Personal details
- Born: 25 February 1961 (age 65) Rotterdam, Netherlands

= Rita van Driel =

Dutch Paralympic board executive

Rita van Driel (born February 25, 1961) is a Dutch board executive of the International Paralympic Committee since 2009. During her time with the IPC, she was an evaluator of the 2022 Winter Paralympics and coordinator of the 2022 Winter Olympics. Before joining the IPC, van Driel was an evaluator of the 2010 Winter Olympics for the International Olympic Committee.

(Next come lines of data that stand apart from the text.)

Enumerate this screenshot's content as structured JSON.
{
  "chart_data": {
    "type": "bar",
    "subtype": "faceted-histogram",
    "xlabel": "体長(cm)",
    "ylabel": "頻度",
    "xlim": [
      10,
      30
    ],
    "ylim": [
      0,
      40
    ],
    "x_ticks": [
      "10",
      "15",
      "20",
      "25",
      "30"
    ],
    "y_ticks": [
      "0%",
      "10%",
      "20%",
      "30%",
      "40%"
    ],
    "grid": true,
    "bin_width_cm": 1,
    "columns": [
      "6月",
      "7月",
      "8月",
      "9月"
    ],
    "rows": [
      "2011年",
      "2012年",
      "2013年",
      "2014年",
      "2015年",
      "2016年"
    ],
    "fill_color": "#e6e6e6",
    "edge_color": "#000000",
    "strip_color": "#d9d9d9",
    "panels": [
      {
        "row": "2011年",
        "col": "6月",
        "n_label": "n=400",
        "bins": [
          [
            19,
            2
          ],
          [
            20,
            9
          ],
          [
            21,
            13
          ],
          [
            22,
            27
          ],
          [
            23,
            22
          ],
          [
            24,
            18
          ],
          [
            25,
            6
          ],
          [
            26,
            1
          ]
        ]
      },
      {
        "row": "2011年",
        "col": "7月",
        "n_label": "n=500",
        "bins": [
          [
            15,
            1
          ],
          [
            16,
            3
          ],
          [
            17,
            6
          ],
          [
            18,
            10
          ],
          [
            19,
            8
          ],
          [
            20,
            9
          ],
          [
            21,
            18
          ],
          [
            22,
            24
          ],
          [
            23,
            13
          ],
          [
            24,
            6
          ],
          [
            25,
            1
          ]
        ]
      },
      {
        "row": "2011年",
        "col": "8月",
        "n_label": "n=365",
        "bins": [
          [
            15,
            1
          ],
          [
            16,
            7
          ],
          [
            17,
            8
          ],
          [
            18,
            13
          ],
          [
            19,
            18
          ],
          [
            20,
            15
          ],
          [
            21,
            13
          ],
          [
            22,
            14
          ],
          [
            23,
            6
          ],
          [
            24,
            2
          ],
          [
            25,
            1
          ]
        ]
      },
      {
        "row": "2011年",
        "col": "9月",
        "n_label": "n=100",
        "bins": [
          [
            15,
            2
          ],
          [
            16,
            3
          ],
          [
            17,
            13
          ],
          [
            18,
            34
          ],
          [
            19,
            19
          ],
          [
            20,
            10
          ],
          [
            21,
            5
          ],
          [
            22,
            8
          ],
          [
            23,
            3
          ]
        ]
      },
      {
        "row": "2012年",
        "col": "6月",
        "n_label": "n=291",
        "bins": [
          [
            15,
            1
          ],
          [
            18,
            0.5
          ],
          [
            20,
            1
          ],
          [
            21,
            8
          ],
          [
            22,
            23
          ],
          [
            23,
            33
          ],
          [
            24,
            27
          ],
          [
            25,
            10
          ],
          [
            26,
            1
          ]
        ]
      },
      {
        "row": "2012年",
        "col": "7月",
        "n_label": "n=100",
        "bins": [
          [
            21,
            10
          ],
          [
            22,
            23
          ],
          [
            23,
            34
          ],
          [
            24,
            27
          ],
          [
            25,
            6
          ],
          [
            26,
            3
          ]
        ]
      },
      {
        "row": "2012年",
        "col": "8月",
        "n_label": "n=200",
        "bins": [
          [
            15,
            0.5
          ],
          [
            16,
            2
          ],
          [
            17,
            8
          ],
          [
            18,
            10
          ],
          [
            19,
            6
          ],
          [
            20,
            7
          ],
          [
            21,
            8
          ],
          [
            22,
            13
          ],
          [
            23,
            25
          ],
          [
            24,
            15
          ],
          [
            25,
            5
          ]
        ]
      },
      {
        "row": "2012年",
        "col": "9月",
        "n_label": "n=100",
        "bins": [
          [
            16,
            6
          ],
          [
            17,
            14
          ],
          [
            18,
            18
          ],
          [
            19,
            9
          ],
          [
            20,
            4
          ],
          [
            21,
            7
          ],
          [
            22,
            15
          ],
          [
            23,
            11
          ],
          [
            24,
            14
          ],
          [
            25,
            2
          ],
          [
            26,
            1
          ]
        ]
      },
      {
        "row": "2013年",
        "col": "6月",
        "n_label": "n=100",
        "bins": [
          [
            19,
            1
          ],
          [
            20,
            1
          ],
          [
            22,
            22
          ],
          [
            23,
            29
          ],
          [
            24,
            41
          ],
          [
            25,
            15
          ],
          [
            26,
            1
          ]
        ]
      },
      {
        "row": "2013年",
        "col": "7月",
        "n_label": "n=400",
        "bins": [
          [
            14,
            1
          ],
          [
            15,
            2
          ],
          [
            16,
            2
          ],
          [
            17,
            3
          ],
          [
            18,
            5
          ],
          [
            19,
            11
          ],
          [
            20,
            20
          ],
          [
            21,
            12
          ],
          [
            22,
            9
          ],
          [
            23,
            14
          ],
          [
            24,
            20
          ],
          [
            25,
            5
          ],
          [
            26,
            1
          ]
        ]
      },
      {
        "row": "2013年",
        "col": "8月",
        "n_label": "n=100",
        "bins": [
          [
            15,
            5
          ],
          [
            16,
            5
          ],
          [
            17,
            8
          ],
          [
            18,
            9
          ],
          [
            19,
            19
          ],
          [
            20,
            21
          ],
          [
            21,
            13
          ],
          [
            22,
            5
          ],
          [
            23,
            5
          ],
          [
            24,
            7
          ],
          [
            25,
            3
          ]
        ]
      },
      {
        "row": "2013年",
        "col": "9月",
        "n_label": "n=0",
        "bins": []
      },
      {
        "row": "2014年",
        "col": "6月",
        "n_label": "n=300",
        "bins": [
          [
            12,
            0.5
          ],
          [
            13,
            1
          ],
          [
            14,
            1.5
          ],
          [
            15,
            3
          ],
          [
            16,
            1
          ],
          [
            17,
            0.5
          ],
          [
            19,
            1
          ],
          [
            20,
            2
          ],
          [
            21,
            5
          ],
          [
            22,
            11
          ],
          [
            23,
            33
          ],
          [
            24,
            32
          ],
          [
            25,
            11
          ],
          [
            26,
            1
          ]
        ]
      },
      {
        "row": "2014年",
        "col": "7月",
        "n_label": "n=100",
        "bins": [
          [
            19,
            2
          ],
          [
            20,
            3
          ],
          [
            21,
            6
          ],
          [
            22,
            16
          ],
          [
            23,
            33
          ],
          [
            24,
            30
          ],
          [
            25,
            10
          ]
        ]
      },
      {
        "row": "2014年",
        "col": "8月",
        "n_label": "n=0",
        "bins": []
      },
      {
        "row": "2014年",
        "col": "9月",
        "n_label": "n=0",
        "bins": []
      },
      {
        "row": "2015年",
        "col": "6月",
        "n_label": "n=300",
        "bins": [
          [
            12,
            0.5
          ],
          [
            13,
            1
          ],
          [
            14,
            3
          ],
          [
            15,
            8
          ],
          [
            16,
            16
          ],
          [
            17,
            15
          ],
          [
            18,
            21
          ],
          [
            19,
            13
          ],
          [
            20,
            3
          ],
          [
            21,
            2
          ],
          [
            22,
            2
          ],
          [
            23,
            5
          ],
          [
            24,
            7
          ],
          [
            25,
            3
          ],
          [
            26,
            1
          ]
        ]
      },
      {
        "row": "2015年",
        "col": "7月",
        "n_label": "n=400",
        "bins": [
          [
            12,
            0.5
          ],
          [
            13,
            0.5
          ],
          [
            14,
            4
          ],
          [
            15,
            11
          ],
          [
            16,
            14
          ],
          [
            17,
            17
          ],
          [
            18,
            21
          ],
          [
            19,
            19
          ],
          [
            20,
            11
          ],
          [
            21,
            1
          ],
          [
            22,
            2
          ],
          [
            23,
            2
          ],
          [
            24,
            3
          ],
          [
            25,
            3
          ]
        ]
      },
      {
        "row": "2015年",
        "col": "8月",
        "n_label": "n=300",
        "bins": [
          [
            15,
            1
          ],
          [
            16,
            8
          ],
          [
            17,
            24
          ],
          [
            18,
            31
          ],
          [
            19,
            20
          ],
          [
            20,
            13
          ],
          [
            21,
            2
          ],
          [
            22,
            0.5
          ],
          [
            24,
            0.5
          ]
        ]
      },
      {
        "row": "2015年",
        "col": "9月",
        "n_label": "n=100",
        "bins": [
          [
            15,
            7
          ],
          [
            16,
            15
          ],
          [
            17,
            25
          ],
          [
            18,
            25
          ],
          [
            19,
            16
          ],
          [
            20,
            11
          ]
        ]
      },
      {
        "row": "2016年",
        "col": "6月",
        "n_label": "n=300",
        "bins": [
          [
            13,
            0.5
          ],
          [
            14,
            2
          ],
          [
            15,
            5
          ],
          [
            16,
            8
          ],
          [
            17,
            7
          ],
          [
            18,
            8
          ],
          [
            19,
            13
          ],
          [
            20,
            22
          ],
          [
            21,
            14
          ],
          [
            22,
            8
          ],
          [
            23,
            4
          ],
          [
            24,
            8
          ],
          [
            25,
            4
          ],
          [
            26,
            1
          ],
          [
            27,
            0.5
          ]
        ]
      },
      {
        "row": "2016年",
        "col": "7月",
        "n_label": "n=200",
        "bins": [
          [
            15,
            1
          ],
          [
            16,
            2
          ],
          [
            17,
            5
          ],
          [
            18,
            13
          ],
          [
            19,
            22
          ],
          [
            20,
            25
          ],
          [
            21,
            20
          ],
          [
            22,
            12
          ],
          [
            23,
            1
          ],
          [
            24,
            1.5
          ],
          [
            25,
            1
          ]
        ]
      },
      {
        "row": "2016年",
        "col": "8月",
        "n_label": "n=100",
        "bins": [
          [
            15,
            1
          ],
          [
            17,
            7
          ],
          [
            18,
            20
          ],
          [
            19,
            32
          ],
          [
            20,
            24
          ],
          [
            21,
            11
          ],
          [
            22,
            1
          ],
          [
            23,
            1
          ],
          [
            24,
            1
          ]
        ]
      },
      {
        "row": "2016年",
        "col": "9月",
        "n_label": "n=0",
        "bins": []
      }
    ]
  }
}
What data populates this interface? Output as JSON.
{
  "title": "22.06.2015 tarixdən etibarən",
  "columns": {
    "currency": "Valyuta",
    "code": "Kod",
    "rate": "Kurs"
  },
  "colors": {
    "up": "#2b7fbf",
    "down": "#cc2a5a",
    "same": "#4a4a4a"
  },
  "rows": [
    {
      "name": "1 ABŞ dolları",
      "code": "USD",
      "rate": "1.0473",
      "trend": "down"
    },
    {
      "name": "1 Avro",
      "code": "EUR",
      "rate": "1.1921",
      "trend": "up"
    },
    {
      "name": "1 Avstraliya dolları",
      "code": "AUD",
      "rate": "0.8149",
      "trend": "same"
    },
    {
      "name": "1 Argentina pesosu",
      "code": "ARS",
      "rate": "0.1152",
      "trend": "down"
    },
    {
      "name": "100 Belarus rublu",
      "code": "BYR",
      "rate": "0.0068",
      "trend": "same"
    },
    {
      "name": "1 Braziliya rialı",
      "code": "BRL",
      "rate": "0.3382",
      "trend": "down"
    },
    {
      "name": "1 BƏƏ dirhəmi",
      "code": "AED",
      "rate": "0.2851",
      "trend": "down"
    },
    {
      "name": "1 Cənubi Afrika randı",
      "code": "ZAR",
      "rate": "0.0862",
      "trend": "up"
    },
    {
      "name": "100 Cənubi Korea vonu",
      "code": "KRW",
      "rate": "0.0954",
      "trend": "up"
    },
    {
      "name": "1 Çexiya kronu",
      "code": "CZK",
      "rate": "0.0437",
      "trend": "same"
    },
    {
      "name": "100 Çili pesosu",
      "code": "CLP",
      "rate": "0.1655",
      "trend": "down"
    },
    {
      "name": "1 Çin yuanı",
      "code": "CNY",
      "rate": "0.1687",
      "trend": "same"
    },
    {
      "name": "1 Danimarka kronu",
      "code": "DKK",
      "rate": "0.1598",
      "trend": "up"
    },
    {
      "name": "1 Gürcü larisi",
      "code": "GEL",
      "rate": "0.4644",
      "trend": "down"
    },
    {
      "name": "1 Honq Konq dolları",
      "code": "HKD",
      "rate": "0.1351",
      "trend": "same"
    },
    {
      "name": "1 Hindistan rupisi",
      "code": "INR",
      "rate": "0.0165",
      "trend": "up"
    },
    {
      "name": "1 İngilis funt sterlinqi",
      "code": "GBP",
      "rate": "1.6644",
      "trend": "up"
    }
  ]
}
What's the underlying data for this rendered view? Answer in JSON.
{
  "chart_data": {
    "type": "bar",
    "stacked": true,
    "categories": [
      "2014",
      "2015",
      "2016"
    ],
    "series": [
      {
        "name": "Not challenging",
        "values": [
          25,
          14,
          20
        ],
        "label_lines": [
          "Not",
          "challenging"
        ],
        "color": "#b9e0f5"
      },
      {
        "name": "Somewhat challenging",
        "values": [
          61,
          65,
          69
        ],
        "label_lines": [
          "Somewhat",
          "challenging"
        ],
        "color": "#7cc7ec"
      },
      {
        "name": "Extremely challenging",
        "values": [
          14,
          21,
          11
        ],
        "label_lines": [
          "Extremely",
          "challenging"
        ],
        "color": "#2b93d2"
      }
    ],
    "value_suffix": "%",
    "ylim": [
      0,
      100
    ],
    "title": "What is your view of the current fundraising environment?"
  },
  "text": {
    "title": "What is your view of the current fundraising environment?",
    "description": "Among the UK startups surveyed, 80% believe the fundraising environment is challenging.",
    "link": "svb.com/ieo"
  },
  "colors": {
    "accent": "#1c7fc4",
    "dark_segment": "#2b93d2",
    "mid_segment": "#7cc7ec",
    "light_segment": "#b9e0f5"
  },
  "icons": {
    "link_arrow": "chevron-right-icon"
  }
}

==Early life and education==
Rita van Driel was born on February 25, 1961, in Rotterdam, Netherlands. In the 1980s, she completed a teacher's college program and specialized as a gym teacher. Afterwards, van Driel went to the University of Groningen to complete her post-doctorate in sports management. In 2013, she completed an additional certificate from the World Academy of Sports.

==Career==
In 1984, van Driel started her career as an elementary school teacher in Rotterdam. She moved onward in 1989 to the Dutch Ski Federation and became an instructor for skiers with disabilities. After leaving her instructing position in 1997, she worked as a high school skiing teacher until 2001. Outside of her teaching career, van Driel has been a part of multiple sporting organizations. In 2003, van Driel started her position at the International Olympic Committee as part of the evaluating committee for the 2010 Winter Olympics. In 2008, van Driel started to work at the NOC*NSF. The following year, she was elected onto the board of governors for the International Paralympic Committee. During her time at the IPC, van Driel was selected to be an evaluating member of the 2022 Winter Paralympics in 2014, and as a coordinator of the 2022 Winter Olympics in 2016. Van Driel was reelected to the IPC in 2017.